The above quote from Lance Zierlein sums up the 49ers’ third consecutive first round defensive lineman Solomon Thomas to a T. Thomas has incredibly polished hands which can generate quick wins whether he lines up on the edge or on the interior, a versatility permitted by sufficient size to set the edge as a base down strong-side defensive end as well as kicking inside on passing downs. Already he has shown he is capable of being a versatile, every down contributor, which, even for a first round pick, is rare when making the jump from CFB to the NFL. Thomas’ potential is staggering and it will be interesting to see if he benefits from the expected rotation with fellow recent first rounders DeForest Buckner and Arik Armstead on passing downs.

 

Ronald Blair

The 49ers selected Ronald Blair in the fifth round of the 2016 NFL Draft, 142nd overall.

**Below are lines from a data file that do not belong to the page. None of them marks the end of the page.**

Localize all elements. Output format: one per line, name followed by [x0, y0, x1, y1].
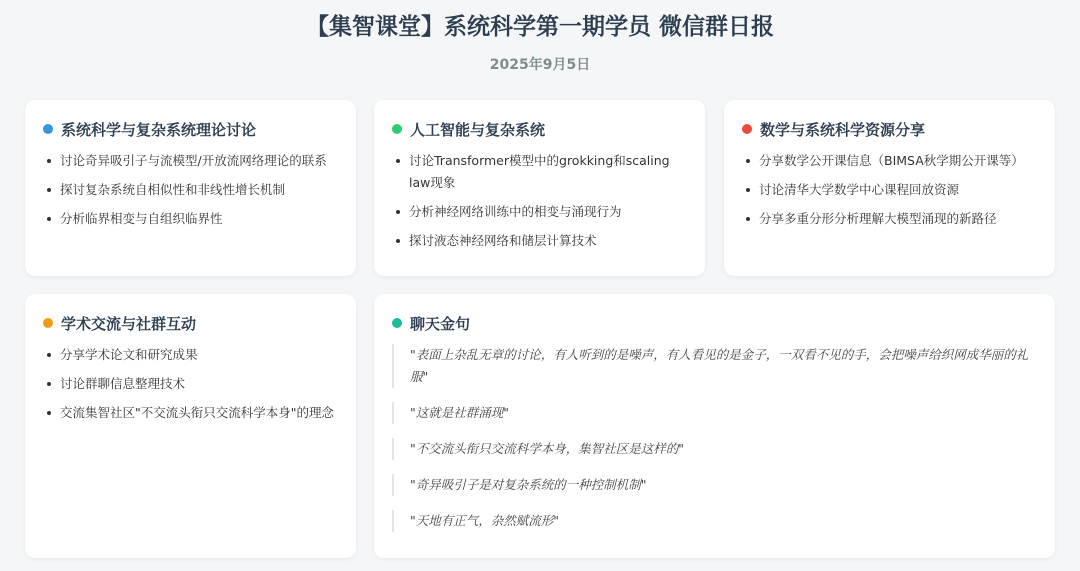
quote-item: "表面上杂乱无章的讨论，有人听到的是噪声，有人看见的是金子，一双看不见的手，会把噪声给织网成华丽的礼服" [392, 344, 1037, 388]
card-title: 学术交流与社群互动 [61, 314, 197, 333]
orange-dot-icon [43, 318, 53, 328]
card-title: 数学与系统科学资源分享 [760, 120, 926, 139]
card-academic-exchange [25, 294, 356, 558]
quote-item: "这就是社群涌现" [392, 402, 1037, 424]
list-item: 分享多重分形分析理解大模型涌现的新路径 [742, 208, 1037, 230]
card-ai-complex-systems [374, 100, 705, 276]
card-title: 人工智能与复杂系统 [410, 120, 546, 139]
quote-item: "奇异吸引子是对复杂系统的一种控制机制" [392, 474, 1037, 496]
list-item: 分析神经网络训练中的相变与涌现行为 [392, 201, 687, 223]
card-title: 系统科学与复杂系统理论讨论 [61, 120, 257, 139]
list-item: 探讨液态神经网络和储层计算技术 [392, 230, 687, 252]
card-chat-quotes [374, 294, 1055, 558]
card-system-science [25, 100, 356, 276]
quote-item: "不交流头衔只交流科学本身，集智社区是这样的" [392, 438, 1037, 460]
teal-dot-icon [392, 318, 402, 328]
report-date: 2025年9月5日 [489, 57, 591, 73]
list-item: 交流集智社区"不交流头衔只交流科学本身"的理念 [43, 402, 338, 424]
list-item: 分享学术论文和研究成果 [43, 344, 338, 366]
list-item: 讨论清华大学数学中心课程回放资源 [742, 179, 1037, 201]
quote-item: "天地有正气，杂然赋流形" [392, 510, 1037, 532]
red-dot-icon [742, 124, 752, 134]
list-item: 讨论群聊信息整理技术 [43, 373, 338, 395]
page-title: 【集智课堂】系统科学第一期学员 微信群日报 [305, 14, 774, 40]
green-dot-icon [392, 124, 402, 134]
list-item: 探讨复杂系统自相似性和非线性增长机制 [43, 179, 338, 201]
card-title: 聊天金句 [410, 314, 471, 333]
blue-dot-icon [43, 124, 53, 134]
list-item: 讨论Transformer模型中的grokking和scaling law现象 [392, 150, 687, 194]
list-item: 讨论奇异吸引子与流模型/开放流网络理论的联系 [43, 150, 338, 172]
list-item: 分享数学公开课信息（BIMSA秋学期公开课等） [742, 150, 1037, 172]
list-item: 分析临界相变与自组织临界性 [43, 208, 338, 230]
card-math-resources [724, 100, 1055, 276]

As a rookie, Blair come on particularly well towards the end of the season in the absence of Arik Armstead, as he grew increasingly acclimatised to the NFL. He was particularly effective as a run defender – making him an interesting option as a base down strong side end who could rotate with Tank Carradine and Solomon Thomas.

He finds himself way down the depth chart this year however and injuries have not helped him – on Sunday, the 49ers placed Blair on designated to return IR – but if he does return his versatility to line up across the defensive line (dependent on down and distance) will undoubtedly see him get some meaningful snaps.

So Faithfuls will have to wait and see if Blair can indeed make his presence known in the new defense, though it’ll have to be after Week 6.

 

 

D.J Jones

D.J Jones, an alum of Ole Miss and “Last Chance U” EMCC was picked up by the 49ers late in this year’s draft. Given the diminishing demands for nose tackles, Jones’ late drafting was not surprising, but the 49ers may have got themselves a draft day steal in the only Jones on their original roster to make it onto the 53.

Though Jones will likely backup Earl Mitchell, he has already flashed the strength and lateral movement skills to suggest we can see him early and often this season on the field. Similarly to Mitchell, Jones also has every down capabilities (though in Jones’ case he is far more of a projection than the veteran Mitchell). His progress will be interesting to watch and I’m intrigued to see how much work he gets as the season develops.